Great pod, boys! Once you complete your full bounty of episodes, I'd LOVE to hear y'all cover Samurai Champloo or Space Dandy 🙂

Hazen Roller-Olson

Some insights on the gun Spike uses in the episode: It's loosely designed based on the Thompson Center Contender, a single shot gun that was popular because of its modular design. The Contender can be set up with pistol grips or a rifle butt stock and can interchange barrels of different cartridge/caliber types as well as firing mechanism, those being either centerfire or rimfire. A very popular configuration for the Contender is a 10" barrel chambered in 30-30 Winchester with a pistol grip. This set up was used extensively by shooters participating in Handgun Silhouette competitions. The 30-30 Winchester is a rimmed bottleneck centerfire cartridge that shoots a .308" diameter 30 caliber bullet with weight ranges between 125gr on the low end and 150-170gr on the average end.
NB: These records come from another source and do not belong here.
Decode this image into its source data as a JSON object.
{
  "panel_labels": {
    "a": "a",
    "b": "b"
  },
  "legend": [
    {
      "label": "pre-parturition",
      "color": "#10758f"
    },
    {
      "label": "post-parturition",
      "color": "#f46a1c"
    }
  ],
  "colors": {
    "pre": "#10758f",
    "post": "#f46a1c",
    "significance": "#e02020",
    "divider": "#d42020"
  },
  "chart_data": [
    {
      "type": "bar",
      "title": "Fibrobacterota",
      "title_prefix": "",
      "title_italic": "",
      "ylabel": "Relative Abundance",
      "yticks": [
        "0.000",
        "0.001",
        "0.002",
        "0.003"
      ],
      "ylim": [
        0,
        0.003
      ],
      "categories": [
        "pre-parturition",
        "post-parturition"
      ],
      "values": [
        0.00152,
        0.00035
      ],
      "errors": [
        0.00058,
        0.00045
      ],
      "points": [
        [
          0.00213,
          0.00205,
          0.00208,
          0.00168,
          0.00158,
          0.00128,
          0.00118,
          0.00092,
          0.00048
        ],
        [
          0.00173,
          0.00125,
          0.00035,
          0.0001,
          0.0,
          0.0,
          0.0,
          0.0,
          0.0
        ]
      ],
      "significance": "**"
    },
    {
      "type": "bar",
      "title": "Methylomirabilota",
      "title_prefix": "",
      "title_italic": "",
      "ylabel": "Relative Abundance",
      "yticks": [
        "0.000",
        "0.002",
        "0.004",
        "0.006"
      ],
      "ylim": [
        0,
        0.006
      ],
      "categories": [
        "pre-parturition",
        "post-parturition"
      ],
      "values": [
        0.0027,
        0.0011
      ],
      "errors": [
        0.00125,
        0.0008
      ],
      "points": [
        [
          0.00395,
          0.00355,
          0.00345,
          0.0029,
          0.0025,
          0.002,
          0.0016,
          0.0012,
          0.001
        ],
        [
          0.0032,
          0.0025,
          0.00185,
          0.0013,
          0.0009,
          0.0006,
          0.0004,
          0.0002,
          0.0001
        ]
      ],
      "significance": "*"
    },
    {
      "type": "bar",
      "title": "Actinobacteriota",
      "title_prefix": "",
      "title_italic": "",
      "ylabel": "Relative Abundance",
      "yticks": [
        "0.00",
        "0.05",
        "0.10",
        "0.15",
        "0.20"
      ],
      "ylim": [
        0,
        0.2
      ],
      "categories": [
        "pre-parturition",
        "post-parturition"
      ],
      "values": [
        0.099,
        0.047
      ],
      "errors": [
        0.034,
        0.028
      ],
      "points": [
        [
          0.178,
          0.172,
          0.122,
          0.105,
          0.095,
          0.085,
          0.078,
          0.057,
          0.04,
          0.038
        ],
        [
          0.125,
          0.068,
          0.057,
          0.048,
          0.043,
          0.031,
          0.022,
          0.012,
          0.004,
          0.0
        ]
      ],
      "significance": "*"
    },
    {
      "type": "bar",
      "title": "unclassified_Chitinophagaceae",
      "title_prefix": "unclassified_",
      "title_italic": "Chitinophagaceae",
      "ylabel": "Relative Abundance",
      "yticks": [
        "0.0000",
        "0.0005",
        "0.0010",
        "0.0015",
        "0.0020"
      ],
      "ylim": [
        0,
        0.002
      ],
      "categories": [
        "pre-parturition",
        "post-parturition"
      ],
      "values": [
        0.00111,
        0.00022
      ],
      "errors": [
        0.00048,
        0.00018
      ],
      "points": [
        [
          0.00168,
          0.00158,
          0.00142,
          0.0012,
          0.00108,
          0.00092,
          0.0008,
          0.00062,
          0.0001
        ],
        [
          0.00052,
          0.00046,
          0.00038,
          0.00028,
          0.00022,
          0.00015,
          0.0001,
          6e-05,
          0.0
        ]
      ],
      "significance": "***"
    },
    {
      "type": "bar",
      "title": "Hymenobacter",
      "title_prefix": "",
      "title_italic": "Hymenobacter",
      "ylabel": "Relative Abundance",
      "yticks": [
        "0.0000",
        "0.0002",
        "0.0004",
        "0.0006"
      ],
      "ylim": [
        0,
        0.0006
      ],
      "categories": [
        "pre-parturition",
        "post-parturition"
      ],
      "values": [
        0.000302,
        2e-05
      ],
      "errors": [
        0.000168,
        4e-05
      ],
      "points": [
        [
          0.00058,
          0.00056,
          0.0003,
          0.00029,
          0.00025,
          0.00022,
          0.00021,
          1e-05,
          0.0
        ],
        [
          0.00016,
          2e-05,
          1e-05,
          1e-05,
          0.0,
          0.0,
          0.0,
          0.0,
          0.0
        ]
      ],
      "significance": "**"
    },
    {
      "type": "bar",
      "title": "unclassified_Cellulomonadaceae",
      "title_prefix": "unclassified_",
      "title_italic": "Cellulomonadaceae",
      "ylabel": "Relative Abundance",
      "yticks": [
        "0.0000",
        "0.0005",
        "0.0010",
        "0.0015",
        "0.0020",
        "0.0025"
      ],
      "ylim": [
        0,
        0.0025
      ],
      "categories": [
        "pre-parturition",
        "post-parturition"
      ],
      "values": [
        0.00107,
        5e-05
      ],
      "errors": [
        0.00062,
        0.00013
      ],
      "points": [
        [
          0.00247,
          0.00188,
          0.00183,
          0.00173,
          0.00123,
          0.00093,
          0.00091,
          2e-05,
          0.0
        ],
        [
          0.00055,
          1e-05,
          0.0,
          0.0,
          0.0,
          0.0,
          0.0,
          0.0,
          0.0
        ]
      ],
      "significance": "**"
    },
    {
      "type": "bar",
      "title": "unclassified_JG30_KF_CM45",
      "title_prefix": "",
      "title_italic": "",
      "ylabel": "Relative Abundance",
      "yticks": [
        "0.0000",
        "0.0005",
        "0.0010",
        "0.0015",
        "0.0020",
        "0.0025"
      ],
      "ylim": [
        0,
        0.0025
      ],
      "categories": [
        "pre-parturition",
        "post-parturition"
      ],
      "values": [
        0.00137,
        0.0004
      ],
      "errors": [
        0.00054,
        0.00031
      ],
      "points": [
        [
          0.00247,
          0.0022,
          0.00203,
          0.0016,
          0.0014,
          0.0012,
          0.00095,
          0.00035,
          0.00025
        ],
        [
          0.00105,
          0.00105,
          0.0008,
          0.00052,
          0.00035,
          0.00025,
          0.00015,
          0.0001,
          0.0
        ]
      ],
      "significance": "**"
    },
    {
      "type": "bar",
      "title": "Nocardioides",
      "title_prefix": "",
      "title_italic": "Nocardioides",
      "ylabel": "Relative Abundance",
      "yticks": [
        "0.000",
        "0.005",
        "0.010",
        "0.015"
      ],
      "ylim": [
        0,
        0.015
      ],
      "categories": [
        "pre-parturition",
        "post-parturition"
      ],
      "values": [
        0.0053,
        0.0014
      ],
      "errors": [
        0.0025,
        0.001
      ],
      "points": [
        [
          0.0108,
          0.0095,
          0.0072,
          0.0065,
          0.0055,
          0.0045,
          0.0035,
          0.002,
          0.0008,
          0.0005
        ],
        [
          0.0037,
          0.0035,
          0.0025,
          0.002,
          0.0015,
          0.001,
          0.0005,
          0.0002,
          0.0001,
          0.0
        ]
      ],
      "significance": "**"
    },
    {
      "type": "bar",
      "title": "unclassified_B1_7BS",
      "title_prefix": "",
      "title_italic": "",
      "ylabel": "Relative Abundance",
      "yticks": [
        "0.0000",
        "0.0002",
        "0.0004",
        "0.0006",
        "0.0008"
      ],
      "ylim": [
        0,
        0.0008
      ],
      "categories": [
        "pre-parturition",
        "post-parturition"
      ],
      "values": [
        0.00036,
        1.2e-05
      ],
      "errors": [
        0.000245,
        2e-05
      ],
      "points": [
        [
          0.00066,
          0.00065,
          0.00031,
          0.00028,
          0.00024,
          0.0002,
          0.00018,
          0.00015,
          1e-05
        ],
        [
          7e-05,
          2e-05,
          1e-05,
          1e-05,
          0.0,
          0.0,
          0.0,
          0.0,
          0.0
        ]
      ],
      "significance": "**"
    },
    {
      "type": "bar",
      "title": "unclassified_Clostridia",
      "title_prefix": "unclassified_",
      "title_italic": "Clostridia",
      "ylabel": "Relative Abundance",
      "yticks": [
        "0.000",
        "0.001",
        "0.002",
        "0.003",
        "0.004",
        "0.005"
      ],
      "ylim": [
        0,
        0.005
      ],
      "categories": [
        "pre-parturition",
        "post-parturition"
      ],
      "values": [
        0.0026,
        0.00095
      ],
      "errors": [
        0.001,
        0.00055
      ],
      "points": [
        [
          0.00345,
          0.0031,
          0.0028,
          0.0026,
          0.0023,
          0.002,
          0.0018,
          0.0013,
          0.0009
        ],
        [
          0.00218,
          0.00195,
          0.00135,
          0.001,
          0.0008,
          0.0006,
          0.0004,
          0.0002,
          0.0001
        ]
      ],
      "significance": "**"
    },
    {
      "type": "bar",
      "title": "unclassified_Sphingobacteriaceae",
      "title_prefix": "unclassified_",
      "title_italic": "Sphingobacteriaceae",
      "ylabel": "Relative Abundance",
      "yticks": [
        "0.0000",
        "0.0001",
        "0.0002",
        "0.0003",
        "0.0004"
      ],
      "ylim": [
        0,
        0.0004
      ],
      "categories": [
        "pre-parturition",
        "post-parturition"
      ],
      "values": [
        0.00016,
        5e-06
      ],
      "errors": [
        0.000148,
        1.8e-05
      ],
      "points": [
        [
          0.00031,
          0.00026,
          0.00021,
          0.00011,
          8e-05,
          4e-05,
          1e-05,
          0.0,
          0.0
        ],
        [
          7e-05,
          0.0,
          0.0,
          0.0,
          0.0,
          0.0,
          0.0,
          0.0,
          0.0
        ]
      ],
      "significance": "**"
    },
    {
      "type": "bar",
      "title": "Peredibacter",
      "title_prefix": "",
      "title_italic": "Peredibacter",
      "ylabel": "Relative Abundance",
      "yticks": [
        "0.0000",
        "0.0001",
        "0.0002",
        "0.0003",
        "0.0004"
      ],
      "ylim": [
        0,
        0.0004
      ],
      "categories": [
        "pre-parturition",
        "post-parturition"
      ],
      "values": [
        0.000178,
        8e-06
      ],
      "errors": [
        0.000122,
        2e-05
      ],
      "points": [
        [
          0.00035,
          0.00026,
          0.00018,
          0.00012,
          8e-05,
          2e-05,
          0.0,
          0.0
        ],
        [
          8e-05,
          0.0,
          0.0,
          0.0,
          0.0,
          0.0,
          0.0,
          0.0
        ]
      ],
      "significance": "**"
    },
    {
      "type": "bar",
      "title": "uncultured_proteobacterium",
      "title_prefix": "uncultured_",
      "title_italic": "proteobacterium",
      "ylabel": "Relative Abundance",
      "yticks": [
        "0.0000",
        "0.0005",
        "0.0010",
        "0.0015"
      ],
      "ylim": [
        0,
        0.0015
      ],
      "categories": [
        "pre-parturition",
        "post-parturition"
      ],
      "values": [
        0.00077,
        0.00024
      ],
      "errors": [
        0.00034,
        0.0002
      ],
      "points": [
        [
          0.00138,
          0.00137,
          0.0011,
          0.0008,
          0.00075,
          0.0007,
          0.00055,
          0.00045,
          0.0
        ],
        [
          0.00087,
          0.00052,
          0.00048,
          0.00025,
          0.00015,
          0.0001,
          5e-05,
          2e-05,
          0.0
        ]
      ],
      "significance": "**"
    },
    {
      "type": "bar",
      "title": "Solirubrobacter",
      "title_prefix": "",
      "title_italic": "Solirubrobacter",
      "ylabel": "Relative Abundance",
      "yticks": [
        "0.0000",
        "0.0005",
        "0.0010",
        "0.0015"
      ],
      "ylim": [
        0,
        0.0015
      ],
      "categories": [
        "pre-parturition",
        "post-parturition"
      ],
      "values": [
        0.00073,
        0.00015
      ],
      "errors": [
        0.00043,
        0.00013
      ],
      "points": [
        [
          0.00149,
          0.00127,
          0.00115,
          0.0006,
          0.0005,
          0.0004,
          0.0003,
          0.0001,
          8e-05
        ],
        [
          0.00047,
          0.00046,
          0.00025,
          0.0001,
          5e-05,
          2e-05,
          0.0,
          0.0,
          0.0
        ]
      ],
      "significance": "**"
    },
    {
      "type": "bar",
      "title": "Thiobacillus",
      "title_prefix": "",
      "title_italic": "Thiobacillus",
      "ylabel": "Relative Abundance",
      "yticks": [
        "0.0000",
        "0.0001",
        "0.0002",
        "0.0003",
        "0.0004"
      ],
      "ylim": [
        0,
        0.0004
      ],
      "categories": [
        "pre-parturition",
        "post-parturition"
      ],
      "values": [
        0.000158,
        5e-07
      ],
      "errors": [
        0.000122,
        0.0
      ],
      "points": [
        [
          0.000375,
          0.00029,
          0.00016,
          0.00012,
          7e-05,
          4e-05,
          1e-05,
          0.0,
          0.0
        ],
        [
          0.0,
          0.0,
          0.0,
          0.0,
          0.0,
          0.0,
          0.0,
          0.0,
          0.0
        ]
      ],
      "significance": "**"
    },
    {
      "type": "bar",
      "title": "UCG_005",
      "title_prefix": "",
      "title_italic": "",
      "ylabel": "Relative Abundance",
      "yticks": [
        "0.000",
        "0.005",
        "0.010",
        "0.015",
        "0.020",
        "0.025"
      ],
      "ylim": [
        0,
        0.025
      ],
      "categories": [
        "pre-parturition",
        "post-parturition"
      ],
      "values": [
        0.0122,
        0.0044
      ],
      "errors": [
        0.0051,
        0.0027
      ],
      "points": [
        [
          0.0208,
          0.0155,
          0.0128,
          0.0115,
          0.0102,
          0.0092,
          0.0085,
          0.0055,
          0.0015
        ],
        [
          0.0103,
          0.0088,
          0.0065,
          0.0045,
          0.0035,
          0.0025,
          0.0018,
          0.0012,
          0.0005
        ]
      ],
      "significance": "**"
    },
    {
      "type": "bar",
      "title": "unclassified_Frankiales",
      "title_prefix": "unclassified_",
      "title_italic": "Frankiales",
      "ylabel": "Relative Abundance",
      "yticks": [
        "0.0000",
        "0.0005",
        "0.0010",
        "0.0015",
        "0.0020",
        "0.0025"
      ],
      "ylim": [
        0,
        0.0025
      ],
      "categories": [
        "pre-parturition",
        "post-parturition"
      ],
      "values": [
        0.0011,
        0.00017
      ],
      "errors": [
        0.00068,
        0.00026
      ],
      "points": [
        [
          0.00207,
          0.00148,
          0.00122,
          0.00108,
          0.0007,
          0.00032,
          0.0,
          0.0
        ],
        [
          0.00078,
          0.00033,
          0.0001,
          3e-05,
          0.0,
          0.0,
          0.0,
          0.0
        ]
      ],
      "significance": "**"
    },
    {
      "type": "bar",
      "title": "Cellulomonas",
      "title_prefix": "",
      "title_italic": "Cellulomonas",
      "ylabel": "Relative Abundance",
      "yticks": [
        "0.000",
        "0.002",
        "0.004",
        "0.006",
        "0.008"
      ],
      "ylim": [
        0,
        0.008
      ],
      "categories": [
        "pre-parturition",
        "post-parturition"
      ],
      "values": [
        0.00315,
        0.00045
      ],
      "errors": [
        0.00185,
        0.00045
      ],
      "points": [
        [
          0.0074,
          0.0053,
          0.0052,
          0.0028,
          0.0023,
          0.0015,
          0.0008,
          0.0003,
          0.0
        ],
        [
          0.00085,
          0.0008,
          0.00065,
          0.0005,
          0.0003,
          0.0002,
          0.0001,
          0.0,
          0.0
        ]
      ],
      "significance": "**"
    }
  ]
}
It was one of the first cartridge designed to use smokeless gun powder (as opposed to black powder) and was introduced by Winchester in their 1894 lever action rifle in the year 1895. The cartridge shown that Jet and Spike load the jewel bullet into proportionally is off but is very similar to a 30-30 cartridge case in that it shows a rim at the base of the cartridge and has a bottleneck to the case mouth which appears to be around 30 caliber. So the final confrontation of the episode goes down with a magic bullet, made to fit a cartridge designed in the 1890's, loaded into a gun designed in the 1960's, fired in the 2070's, in a configuration popular for accuracy shooting, and shot by one of the best shooters in the solar system.

Philip Reinhardt

Loved a lot of points in this episode. The Bebop crew don’t ever digest their experiences because they’re perpetual tourists. They only view wherever they go through their own lens, about what they lost or gained. Another “American culture being seen through an eastern lens” is Big Trouble in Little China. Jack Burton is like an American Folkhero that came from nowhere, is exceptional, rolled in and played a central role in someone else’s story, then disappeared into the night…much like Spike. The fact that the beginning story starts with a Chinese immigrant telling the movie as a tale in the intro really drives it home. But my theory for that one is that Jack Burton doesn’t exist and Egg Shen is a murderous crime boss trying to sell a lie in a way his American cultural listeners would be amenable to

James Crosslin

Please grab Papa Mike and do a Deadwood pod.

drunkencoyote

At about 26:00 minutes, you guys talk about spike tossing the harmonica and pretending to shoot it. Seems worth while to point out this is the first of two times he points his finger and says “bang” I personally interpreted it as spike believing everyone’s story needs an ending. Thanks for introducing me to the show! It’s easily in my top 5 now!